Salvianolic acid B ameliorates cognitive deficits in a vascular dementia model. - GreenMedInfo Summary
Salvianolic Acid B Ameliorates Cognitive Deficits Through IGF-1/Akt Pathway in Rats with Vascular Dementia.
Cell Physiol Biochem. 2017 ;43(4):1381-1391. Epub 2017 Oct 9. PMID: 28992623
: BackgroundAims: Salvianolic acid B (SalB) is a natural polyphenolic compound enriched in Salvia miltiorrhiza Bunge. Our study was designed to explore the role of Sal B on cognitive impairment in vascular dementia (VD) model rats, as well as its possible molecular mechanisms.

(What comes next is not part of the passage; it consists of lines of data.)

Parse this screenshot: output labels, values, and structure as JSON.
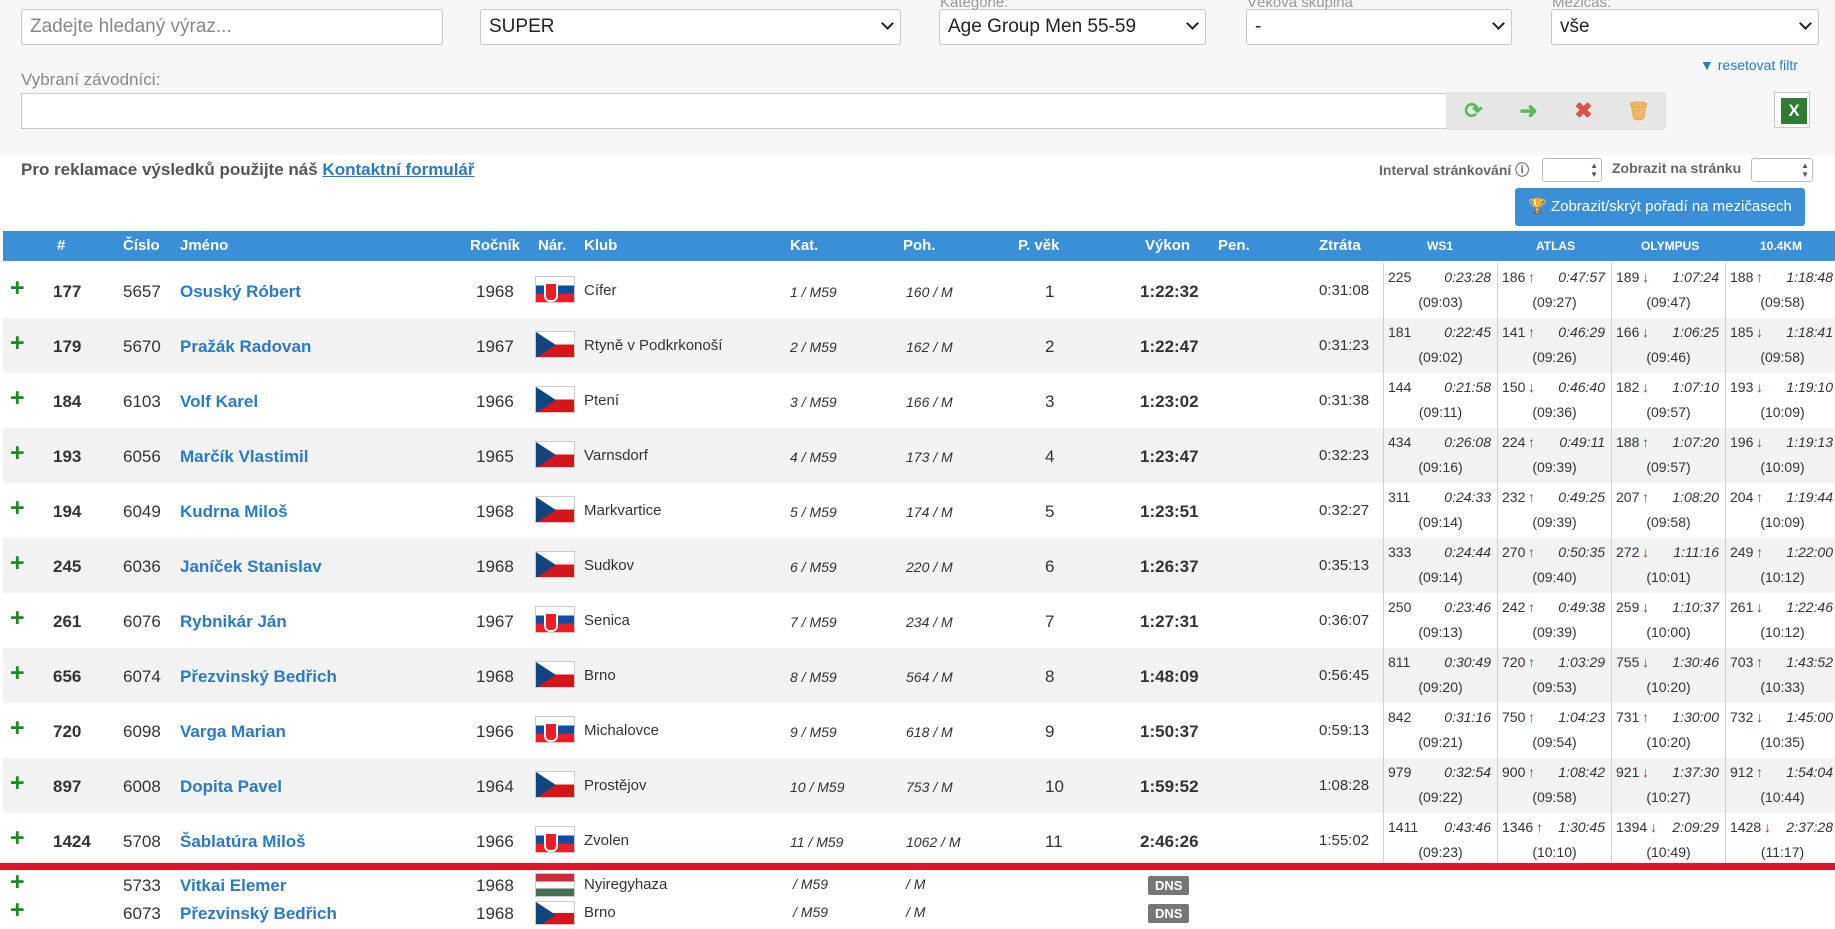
{
  "filters": {
    "search_placeholder": "Zadejte hledaný výraz...",
    "race_select": "SUPER",
    "category_label": "Kategorie:",
    "category_select": "Age Group Men 55-59",
    "age_group_label": "Věková skupina",
    "age_group_select": "-",
    "split_label": "Mezičas:",
    "split_select": "vše",
    "reset_link": "resetovat filtr",
    "selected_label": "Vybraní závodníci:"
  },
  "notice": {
    "text": "Pro reklamace výsledků použijte náš ",
    "link": "Kontaktní formulář"
  },
  "paging": {
    "interval_label": "Interval stránkování",
    "per_page_label": "Zobrazit na stránku",
    "toggle_button": "Zobrazit/skrýt pořadí na mezičasech"
  },
  "headers": {
    "rank": "#",
    "bib": "Číslo",
    "name": "Jméno",
    "year": "Ročník",
    "nation": "Nár.",
    "club": "Klub",
    "cat": "Kat.",
    "gender": "Poh.",
    "age_rank": "P. věk",
    "result": "Výkon",
    "penalty": "Pen.",
    "loss": "Ztráta",
    "splits": [
      "WS1",
      "ATLAS",
      "OLYMPUS",
      "10.4KM"
    ]
  },
  "rows": [
    {
      "rank": "177",
      "bib": "5657",
      "name": "Osuský Róbert",
      "year": "1968",
      "flag": "sk",
      "club": "Cífer",
      "cat": "1 / M59",
      "gender": "160 / M",
      "age": "1",
      "result": "1:22:32",
      "loss": "0:31:08",
      "splits": [
        {
          "pos": "225",
          "dir": "",
          "time": "0:23:28",
          "pace": "(09:03)"
        },
        {
          "pos": "186",
          "dir": "up",
          "time": "0:47:57",
          "pace": "(09:27)"
        },
        {
          "pos": "189",
          "dir": "down",
          "time": "1:07:24",
          "pace": "(09:47)"
        },
        {
          "pos": "188",
          "dir": "up",
          "time": "1:18:48",
          "pace": "(09:58)"
        }
      ]
    },
    {
      "rank": "179",
      "bib": "5670",
      "name": "Pražák Radovan",
      "year": "1967",
      "flag": "cz",
      "club": "Rtyně v Podkrkonoší",
      "cat": "2 / M59",
      "gender": "162 / M",
      "age": "2",
      "result": "1:22:47",
      "loss": "0:31:23",
      "splits": [
        {
          "pos": "181",
          "dir": "",
          "time": "0:22:45",
          "pace": "(09:02)"
        },
        {
          "pos": "141",
          "dir": "up",
          "time": "0:46:29",
          "pace": "(09:26)"
        },
        {
          "pos": "166",
          "dir": "down",
          "time": "1:06:25",
          "pace": "(09:46)"
        },
        {
          "pos": "185",
          "dir": "down",
          "time": "1:18:41",
          "pace": "(09:58)"
        }
      ]
    },
    {
      "rank": "184",
      "bib": "6103",
      "name": "Volf Karel",
      "year": "1966",
      "flag": "cz",
      "club": "Ptení",
      "cat": "3 / M59",
      "gender": "166 / M",
      "age": "3",
      "result": "1:23:02",
      "loss": "0:31:38",
      "splits": [
        {
          "pos": "144",
          "dir": "",
          "time": "0:21:58",
          "pace": "(09:11)"
        },
        {
          "pos": "150",
          "dir": "down",
          "time": "0:46:40",
          "pace": "(09:36)"
        },
        {
          "pos": "182",
          "dir": "down",
          "time": "1:07:10",
          "pace": "(09:57)"
        },
        {
          "pos": "193",
          "dir": "down",
          "time": "1:19:10",
          "pace": "(10:09)"
        }
      ]
    },
    {
      "rank": "193",
      "bib": "6056",
      "name": "Marčík Vlastimil",
      "year": "1965",
      "flag": "cz",
      "club": "Varnsdorf",
      "cat": "4 / M59",
      "gender": "173 / M",
      "age": "4",
      "result": "1:23:47",
      "loss": "0:32:23",
      "splits": [
        {
          "pos": "434",
          "dir": "",
          "time": "0:26:08",
          "pace": "(09:16)"
        },
        {
          "pos": "224",
          "dir": "up",
          "time": "0:49:11",
          "pace": "(09:39)"
        },
        {
          "pos": "188",
          "dir": "up",
          "time": "1:07:20",
          "pace": "(09:57)"
        },
        {
          "pos": "196",
          "dir": "down",
          "time": "1:19:13",
          "pace": "(10:09)"
        }
      ]
    },
    {
      "rank": "194",
      "bib": "6049",
      "name": "Kudrna Miloš",
      "year": "1968",
      "flag": "cz",
      "club": "Markvartice",
      "cat": "5 / M59",
      "gender": "174 / M",
      "age": "5",
      "result": "1:23:51",
      "loss": "0:32:27",
      "splits": [
        {
          "pos": "311",
          "dir": "",
          "time": "0:24:33",
          "pace": "(09:14)"
        },
        {
          "pos": "232",
          "dir": "up",
          "time": "0:49:25",
          "pace": "(09:39)"
        },
        {
          "pos": "207",
          "dir": "up",
          "time": "1:08:20",
          "pace": "(09:58)"
        },
        {
          "pos": "204",
          "dir": "up",
          "time": "1:19:44",
          "pace": "(10:09)"
        }
      ]
    },
    {
      "rank": "245",
      "bib": "6036",
      "name": "Janíček Stanislav",
      "year": "1968",
      "flag": "cz",
      "club": "Sudkov",
      "cat": "6 / M59",
      "gender": "220 / M",
      "age": "6",
      "result": "1:26:37",
      "loss": "0:35:13",
      "splits": [
        {
          "pos": "333",
          "dir": "",
          "time": "0:24:44",
          "pace": "(09:14)"
        },
        {
          "pos": "270",
          "dir": "up",
          "time": "0:50:35",
          "pace": "(09:40)"
        },
        {
          "pos": "272",
          "dir": "down",
          "time": "1:11:16",
          "pace": "(10:01)"
        },
        {
          "pos": "249",
          "dir": "up",
          "time": "1:22:00",
          "pace": "(10:12)"
        }
      ]
    },
    {
      "rank": "261",
      "bib": "6076",
      "name": "Rybnikár Ján",
      "year": "1967",
      "flag": "sk",
      "club": "Senica",
      "cat": "7 / M59",
      "gender": "234 / M",
      "age": "7",
      "result": "1:27:31",
      "loss": "0:36:07",
      "splits": [
        {
          "pos": "250",
          "dir": "",
          "time": "0:23:46",
          "pace": "(09:13)"
        },
        {
          "pos": "242",
          "dir": "up",
          "time": "0:49:38",
          "pace": "(09:39)"
        },
        {
          "pos": "259",
          "dir": "down",
          "time": "1:10:37",
          "pace": "(10:00)"
        },
        {
          "pos": "261",
          "dir": "down",
          "time": "1:22:46",
          "pace": "(10:12)"
        }
      ]
    },
    {
      "rank": "656",
      "bib": "6074",
      "name": "Přezvinský Bedřich",
      "year": "1968",
      "flag": "cz",
      "club": "Brno",
      "cat": "8 / M59",
      "gender": "564 / M",
      "age": "8",
      "result": "1:48:09",
      "loss": "0:56:45",
      "splits": [
        {
          "pos": "811",
          "dir": "",
          "time": "0:30:49",
          "pace": "(09:20)"
        },
        {
          "pos": "720",
          "dir": "up",
          "time": "1:03:29",
          "pace": "(09:53)"
        },
        {
          "pos": "755",
          "dir": "down",
          "time": "1:30:46",
          "pace": "(10:20)"
        },
        {
          "pos": "703",
          "dir": "up",
          "time": "1:43:52",
          "pace": "(10:33)"
        }
      ]
    },
    {
      "rank": "720",
      "bib": "6098",
      "name": "Varga Marian",
      "year": "1966",
      "flag": "sk",
      "club": "Michalovce",
      "cat": "9 / M59",
      "gender": "618 / M",
      "age": "9",
      "result": "1:50:37",
      "loss": "0:59:13",
      "splits": [
        {
          "pos": "842",
          "dir": "",
          "time": "0:31:16",
          "pace": "(09:21)"
        },
        {
          "pos": "750",
          "dir": "up",
          "time": "1:04:23",
          "pace": "(09:54)"
        },
        {
          "pos": "731",
          "dir": "up",
          "time": "1:30:00",
          "pace": "(10:20)"
        },
        {
          "pos": "732",
          "dir": "down",
          "time": "1:45:00",
          "pace": "(10:35)"
        }
      ]
    },
    {
      "rank": "897",
      "bib": "6008",
      "name": "Dopita Pavel",
      "year": "1964",
      "flag": "cz",
      "club": "Prostějov",
      "cat": "10 / M59",
      "gender": "753 / M",
      "age": "10",
      "result": "1:59:52",
      "loss": "1:08:28",
      "splits": [
        {
          "pos": "979",
          "dir": "",
          "time": "0:32:54",
          "pace": "(09:22)"
        },
        {
          "pos": "900",
          "dir": "up",
          "time": "1:08:42",
          "pace": "(09:58)"
        },
        {
          "pos": "921",
          "dir": "down",
          "time": "1:37:30",
          "pace": "(10:27)"
        },
        {
          "pos": "912",
          "dir": "up",
          "time": "1:54:04",
          "pace": "(10:44)"
        }
      ]
    },
    {
      "rank": "1424",
      "bib": "5708",
      "name": "Šablatúra Miloš",
      "year": "1966",
      "flag": "sk",
      "club": "Zvolen",
      "cat": "11 / M59",
      "gender": "1062 / M",
      "age": "11",
      "result": "2:46:26",
      "loss": "1:55:02",
      "splits": [
        {
          "pos": "1411",
          "dir": "",
          "time": "0:43:46",
          "pace": "(09:23)"
        },
        {
          "pos": "1346",
          "dir": "up",
          "time": "1:30:45",
          "pace": "(10:10)"
        },
        {
          "pos": "1394",
          "dir": "down",
          "time": "2:09:29",
          "pace": "(10:49)"
        },
        {
          "pos": "1428",
          "dir": "down",
          "time": "2:37:28",
          "pace": "(11:17)"
        }
      ]
    }
  ],
  "dns_rows": [
    {
      "bib": "5733",
      "name": "Vitkai Elemer",
      "year": "1968",
      "flag": "hu",
      "club": "Nyiregyhaza",
      "cat": "/ M59",
      "gender": "/ M",
      "status": "DNS"
    },
    {
      "bib": "6073",
      "name": "Přezvinský Bedřich",
      "year": "1968",
      "flag": "cz",
      "club": "Brno",
      "cat": "/ M59",
      "gender": "/ M",
      "status": "DNS"
    }
  ],
  "colors": {
    "header": "#3a8fd6",
    "link": "#2a7ac4",
    "plus": "#1d8a2a",
    "divider": "#e0162b"
  },
  "icons": {
    "refresh": "refresh-icon",
    "arrow": "arrow-right-icon",
    "remove": "close-icon",
    "trash": "trash-icon",
    "excel": "excel-icon"
  }
}
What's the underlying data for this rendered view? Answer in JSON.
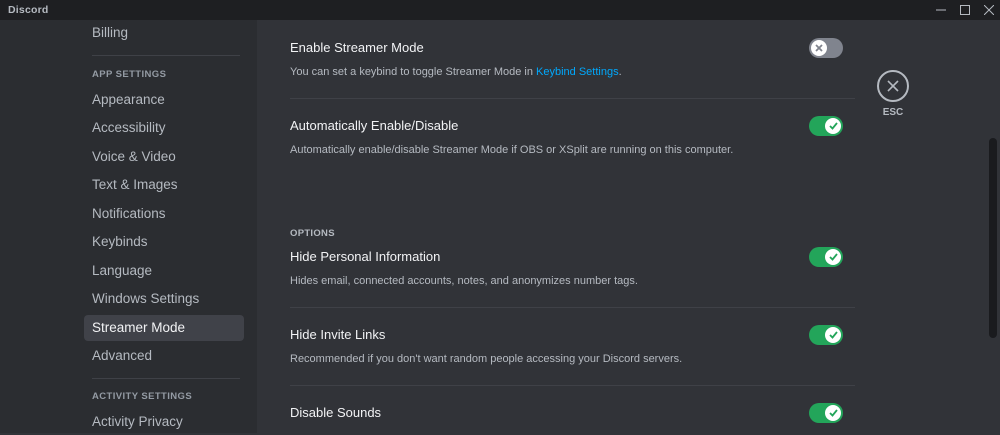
{
  "window": {
    "title": "Discord",
    "controls": [
      "minimize-icon",
      "maximize-icon",
      "close-icon"
    ]
  },
  "sidebar": {
    "top_item": "Billing",
    "app_settings_header": "APP SETTINGS",
    "items": [
      {
        "label": "Appearance"
      },
      {
        "label": "Accessibility"
      },
      {
        "label": "Voice & Video"
      },
      {
        "label": "Text & Images"
      },
      {
        "label": "Notifications"
      },
      {
        "label": "Keybinds"
      },
      {
        "label": "Language"
      },
      {
        "label": "Windows Settings"
      },
      {
        "label": "Streamer Mode",
        "selected": true
      },
      {
        "label": "Advanced"
      }
    ],
    "activity_settings_header": "ACTIVITY SETTINGS",
    "activity_items": [
      {
        "label": "Activity Privacy"
      }
    ]
  },
  "main": {
    "enable_streamer_mode": {
      "title": "Enable Streamer Mode",
      "desc_prefix": "You can set a keybind to toggle Streamer Mode in ",
      "desc_link": "Keybind Settings",
      "desc_suffix": ".",
      "enabled": false
    },
    "auto_enable": {
      "title": "Automatically Enable/Disable",
      "desc": "Automatically enable/disable Streamer Mode if OBS or XSplit are running on this computer.",
      "enabled": true
    },
    "options_header": "OPTIONS",
    "hide_personal_info": {
      "title": "Hide Personal Information",
      "desc": "Hides email, connected accounts, notes, and anonymizes number tags.",
      "enabled": true
    },
    "hide_invite_links": {
      "title": "Hide Invite Links",
      "desc": "Recommended if you don't want random people accessing your Discord servers.",
      "enabled": true
    },
    "disable_sounds": {
      "title": "Disable Sounds",
      "enabled": true
    }
  },
  "close": {
    "label": "ESC"
  },
  "colors": {
    "toggle_on": "#23a55a",
    "toggle_off": "#80848e",
    "link": "#00a8fc",
    "selected_bg": "#404249"
  }
}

METHODS: Rats were randomly divided into four groups (n = 15 for each group): Control group, Sal B group (normal Sprague Dawley rats treated with Sal B), VD group and VD + Sal B group. The VD group rats were established by permanent bilateral common carotid artery occlusion (BCCAO). Animals in the Control and Sal B group received the same operation without bilateral common carotid arteries occlusion. The animals in Sal B group and VD + Sal B group received Sal B (20 mg/kg) orally once a day for consecutive 6 weeks. We investigated the effects of SalB on BCCAO-induced cognitive deficits rats models via the Morris water maze experiment. To explore the mechanisms of Sal B on cognitive function, we detected the expression of IGF-1, Akt and p-Akt, and the rate of cell apoptosis in CA1 region.
RESULTS: Our results observed that hippocampal IGF-1 was decreased in VD model rats, while SalB reversed the alteration of IGF-1 levels. The expression of hippocampal Akt showed no significant difference between control and VD group, however, p-Akt level was significantly decreased in VD group. After 6 weeks of SalB treatment, p-Akt level was significantly increased. A large number of apoptotic neurons were found in VD model rats, while SalB prevented apoptosis of hippocampal neurons in CA1 region in VD model rats.
CONCLUSION: SalB significantly ameliorated cognitive deficits in BCCAO-induced VD model rats. The potential mechanism underlying the protective effects may be mediated through IGF-1/Akt pathway.